The third episode of BBC4 documentary Inside the Medieval Mind, which was shown on Monday evening, mentioned a man in the Middle Ages who became possessed by demons, tore off his clothes and ran down into the nearest village, presumably then proceeding to disturb the peace to no little extent. On being caught and bound with rope so he couldn’t escape, he was taken to the local church and left tied up in front of the shrine in the charge of the monks. After three days the demons left him and he was released. Nowadays we would class this as a psychotic episode. Although the villagers’ treatment of him might seem somewhat barbaric, I don’t honestly think it is much different to the way psychiatric patients are treated today.
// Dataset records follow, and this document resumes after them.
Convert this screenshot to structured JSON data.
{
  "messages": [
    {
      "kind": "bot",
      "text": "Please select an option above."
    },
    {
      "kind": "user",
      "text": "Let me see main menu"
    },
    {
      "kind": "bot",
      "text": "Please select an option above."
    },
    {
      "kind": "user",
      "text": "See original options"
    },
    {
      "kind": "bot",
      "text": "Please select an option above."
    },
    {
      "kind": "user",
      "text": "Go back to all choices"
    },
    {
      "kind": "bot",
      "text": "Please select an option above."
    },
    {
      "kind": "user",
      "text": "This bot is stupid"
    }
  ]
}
Admittedly we don’t tie people up, but we still restrict their freedom by keeping them in hospitals and even if they are discharged back into the community, they may be on a Community Treatment Order which obliges them to comply with their medication or face being taken back into hospital.
The possessed man in the Middle Ages was presumably tied up both for his own safety and for the protection of others. That is the same justification used for sectioning patients today. The difference is that once the demons had left the man, he was seen as being back to normal again. Admittedly he may well have suffered other episodes later on, but the fact that his behaviour could be attributed to supernatural forces beyond his control probably meant that he would not have suffered the stigma of being labelled a “crazy person”, but seen more as a victim in the eternal struggle between the forces of light and dark.
This is not to say, however, that modern psychiatry is not an improvement on the rather primitive methods of “treatment” used in the Middle Ages. It should also be remembered that whilst bizarre behaviour is more likely to be tolerated in the communities of less well-developed countries today, there is likely to be more stigma resulting from the perceived cause of the behaviour (e.g. a punishment from God), which may cause considerable distress to the sufferer. This is the negative side to religion that I cannot bear.
Bill Bryson writes in his book Neither Here Nor There of his visit to a town in a Scandinavian country (I can’t remember which one at the moment) where the patients at the asylum used to come and mingle with the locals: going into the newsagents to pick up a paper etc. and any behavioural oddities they exhibited were just accepted by the townsfolk and no one batted an eyelid. How on earth they managed to get the locals to agree to this intermingling in the first place I have no idea – I can just imagine the uproar if anyone suggested doing something similar with a local psychiatric hospital in this country. Of course, we don’t know whether this freedom was granted to all of the patients, perhaps they had to be relatively well-functioning anyway. But I still feel that this level of acceptance is a fine example and should perhaps be promoted more. Much of our aversive reaction to odd behaviour – the homeless man shouting in the subway, or the old woman talking animatedly to a lamppost – is caused by embarrassment and our own negative reactions, which only adds to any stigma that people may experience.
Anyway, this blog was supposed to be about spirituality and I have almost completely wandered from the point. I can just about see it, like a little light winking away in the darkness far far away, but I have already written a forest of words and it’s too late for me to fight my way back through them, so you’ll just have to manage with this for now.
I hope you found the ramble at least mildly interesting. Once again, any thoughts or comments, please feel free to leave them below.